Нас прекрасно обучали. По доброму, без нареканий, без выказывания превосходства со стороны взрослых, стараясь донести информацию до каждого, подбирая секретный код к  детским ушам и сердцам.  И дети чутко реагировали. Не было лентяев, не было отстающих, старались не омрачать и не огорчать своих наставников. Может, конечно, школа эта была какая-то особая, для "особенных" детей, а может, правильные  учителя,  как сгусток энергии, сгенерировались в этом учреждении, но, прочувствовав такое отношение, я радовалась тому, что я здесь.  Возможно, именно здесь,  впервые в своей жизни, я поняла, какой она должна быть - материнская любовь.
То, что осталось мне в память о матери - это бойня, ругань, истерики. Жестокая, порой беспричинная лупка. Я была рада, что наконец-то её больше нет.
Лупки.
Матери.
Зато есть вот такие люди. Добрые, внимательные, люди с большой буквы!
Классная руководительница, она же и воспитатель вне уроков, каким то чудесным образом менялась до неузнаваемости. Как ей это удавалось?  Во время ведения своего урока она была учителем, а во внеучебную часть дня - мать. Знала  бы она,  что в моих глазах  получила "Оскар"!
Заслужить и удержать беспрекословную любовь своих воспитанников непросто.
Но мы все невероятно легко поддались её чарам.
Она околдовывала  нас чтением вслух великих мастеров, таких как Виктор Гюго, Рафаэлло Джованьоли, Дюма, и многих других.
Во время обеда не было слышно бряцанья столовых приборов о посуду, дети не проказничали, а тихо шевелили скулами,  поедая обед и литературу.
Когда она замечала, что кто-то не ест, то прекращала чтение.
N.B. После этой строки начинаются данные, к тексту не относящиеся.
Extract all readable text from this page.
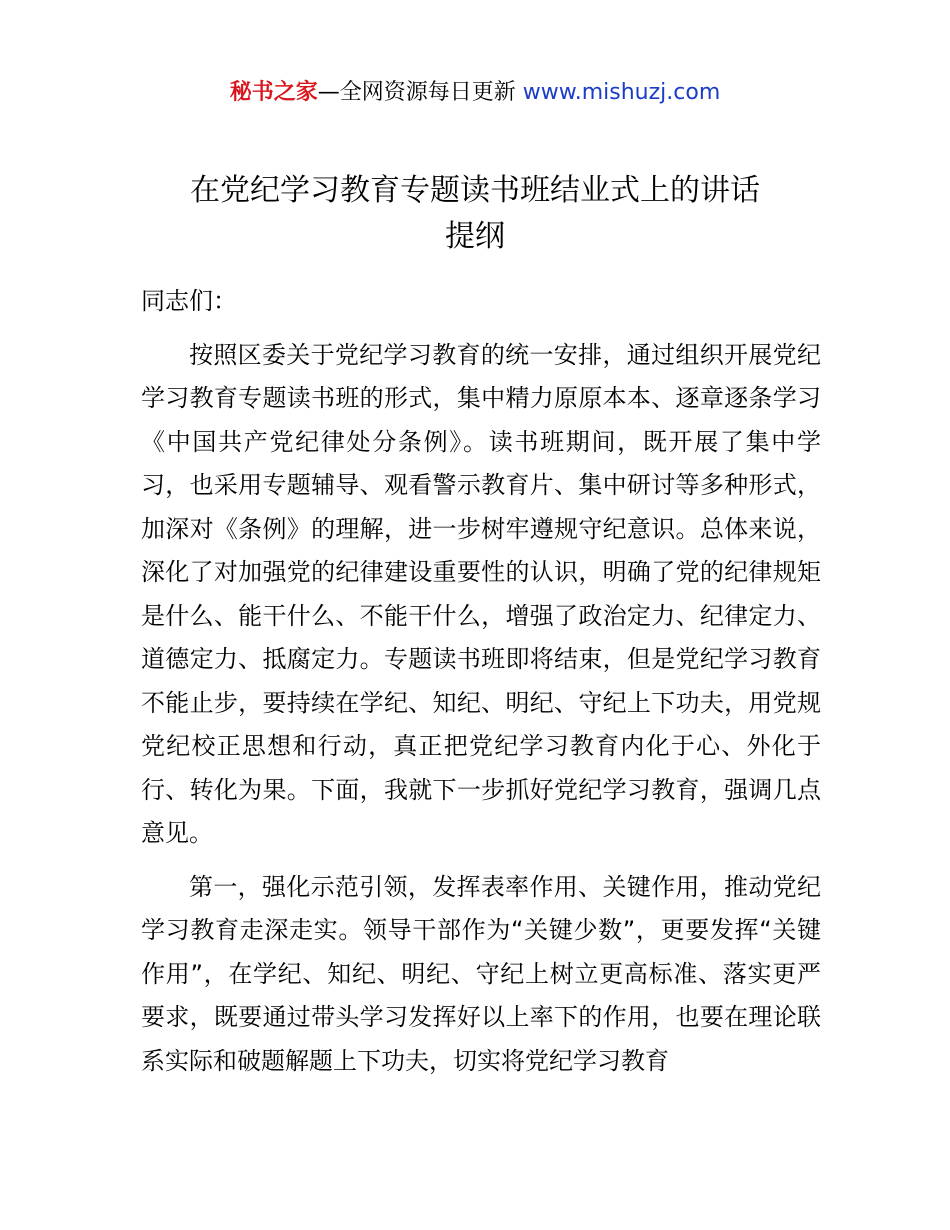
秘书之家—全网资源每日更新 www.mishuzj.com
在党纪学习教育专题读书班结业式上的讲话
提纲

同志们：

按照区委关于党纪学习教育的统一安排，通过组织开展党纪学习教育专题读书班的形式，集中精力原原本本、逐章逐条学习《中国共产党纪律处分条例》。读书班期间，既开展了集中学习，也采用专题辅导、观看警示教育片、集中研讨等多种形式，加深对《条例》的理解，进一步树牢遵规守纪意识。总体来说，深化了对加强党的纪律建设重要性的认识，明确了党的纪律规矩是什么、能干什么、不能干什么，增强了政治定力、纪律定力、道德定力、抵腐定力。专题读书班即将结束，但是党纪学习教育不能止步，要持续在学纪、知纪、明纪、守纪上下功夫，用党规党纪校正思想和行动，真正把党纪学习教育内化于心、外化于行、转化为果。下面，我就下一步抓好党纪学习教育，强调几点意见。

第一，强化示范引领，发挥表率作用、关键作用，推动党纪学习教育走深走实。领导干部作为“关键少数”，更要发挥“关键作用”，在学纪、知纪、明纪、守纪上树立更高标准、落实更严要求，既要通过带头学习发挥好以上率下的作用，也要在理论联系实际和破题解题上下功夫，切实将党纪学习教育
Мы дружно начинали озираться, ища глазами "нарушителя", и этого  было достаточно,  чтоб он возвращался к еде и съедал всё.
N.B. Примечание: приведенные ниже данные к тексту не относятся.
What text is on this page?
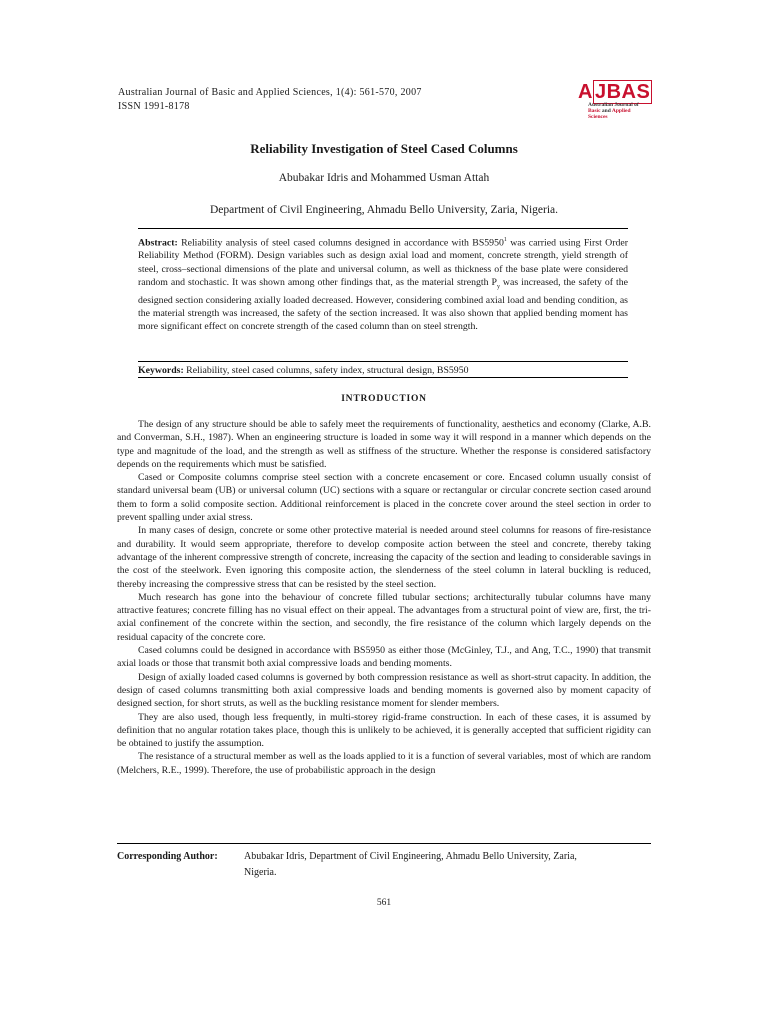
Australian Journal of Basic and Applied Sciences, 1(4): 561-570, 2007
ISSN 1991-8178
A JBAS
Australian Journal of
Basic and Applied Sciences
Reliability Investigation of Steel Cased Columns
Abubakar Idris and Mohammed Usman Attah
Department of Civil Engineering, Ahmadu Bello University, Zaria, Nigeria.
Abstract: Reliability analysis of steel cased columns designed in accordance with BS5950$^1$ was carried using First Order Reliability Method (FORM). Design variables such as design axial load and moment, concrete strength, yield strength of steel, cross–sectional dimensions of the plate and universal column, as well as thickness of the base plate were considered random and stochastic. It was shown among other findings that, as the material strength $P_y$ was increased, the safety of the designed section considering axially loaded decreased. However, considering combined axial load and bending condition, as the material strength was increased, the safety of the section increased. It was also shown that applied bending moment has more significant effect on concrete strength of the cased column than on steel strength.
Keywords: Reliability, steel cased columns, safety index, structural design, BS5950
INTRODUCTION

The design of any structure should be able to safely meet the requirements of functionality, aesthetics and economy (Clarke, A.B. and Converman, S.H., 1987). When an engineering structure is loaded in some way it will respond in a manner which depends on the type and magnitude of the load, and the strength as well as stiffness of the structure. Whether the response is considered satisfactory depends on the requirements which must be satisfied.

Cased or Composite columns comprise steel section with a concrete encasement or core. Encased column usually consist of standard universal beam (UB) or universal column (UC) sections with a square or rectangular or circular concrete section cased around them to form a solid composite section. Additional reinforcement is placed in the concrete cover around the steel section in order to prevent spalling under axial stress.

In many cases of design, concrete or some other protective material is needed around steel columns for reasons of fire-resistance and durability. It would seem appropriate, therefore to develop composite action between the steel and concrete, thereby taking advantage of the inherent compressive strength of concrete, increasing the capacity of the section and leading to considerable savings in the cost of the steelwork. Even ignoring this composite action, the slenderness of the steel column in lateral buckling is reduced, thereby increasing the compressive stress that can be resisted by the steel section.

Much research has gone into the behaviour of concrete filled tubular sections; architecturally tubular columns have many attractive features; concrete filling has no visual effect on their appeal. The advantages from a structural point of view are, first, the tri-axial confinement of the concrete within the section, and secondly, the fire resistance of the column which largely depends on the residual capacity of the concrete core.

Cased columns could be designed in accordance with BS5950 as either those (McGinley, T.J., and Ang, T.C., 1990) that transmit axial loads or those that transmit both axial compressive loads and bending moments.

Design of axially loaded cased columns is governed by both compression resistance as well as short-strut capacity. In addition, the design of cased columns transmitting both axial compressive loads and bending moments is governed also by moment capacity of designed section, for short struts, as well as the buckling resistance moment for slender members.

They are also used, though less frequently, in multi-storey rigid-frame construction. In each of these cases, it is assumed by definition that no angular rotation takes place, though this is unlikely to be achieved, it is generally accepted that sufficient rigidity can be obtained to justify the assumption.

The resistance of a structural member as well as the loads applied to it is a function of several variables, most of which are random (Melchers, R.E., 1999). Therefore, the use of probabilistic approach in the design

Corresponding Author:	Abubakar Idris, Department of Civil Engineering, Ahmadu Bello University, Zaria,
Nigeria.
561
Иногда перед сном, когда стихия за окнами бушевала ливнями и грозами,  и мы начинали дурачиться и пугать друг друга страшными бабайками, она входила к нам в спальню с неизменным томиком, и читала очередную главу, успокаивая, убаюкивая, и унося в другие миры наши скудные воображения.
Суббота и воскресенье - родительский день.
Мамы и папы приезжали, уводили своих чад с территории школы, и когда дети возвращались, то начиналась кутерьма с упаковыванием, передачей на хранение, и подписыванием скоропортящихся передачек, полученных от родителей.
Фрукты,  ягоды, пирожные, творожные сырки.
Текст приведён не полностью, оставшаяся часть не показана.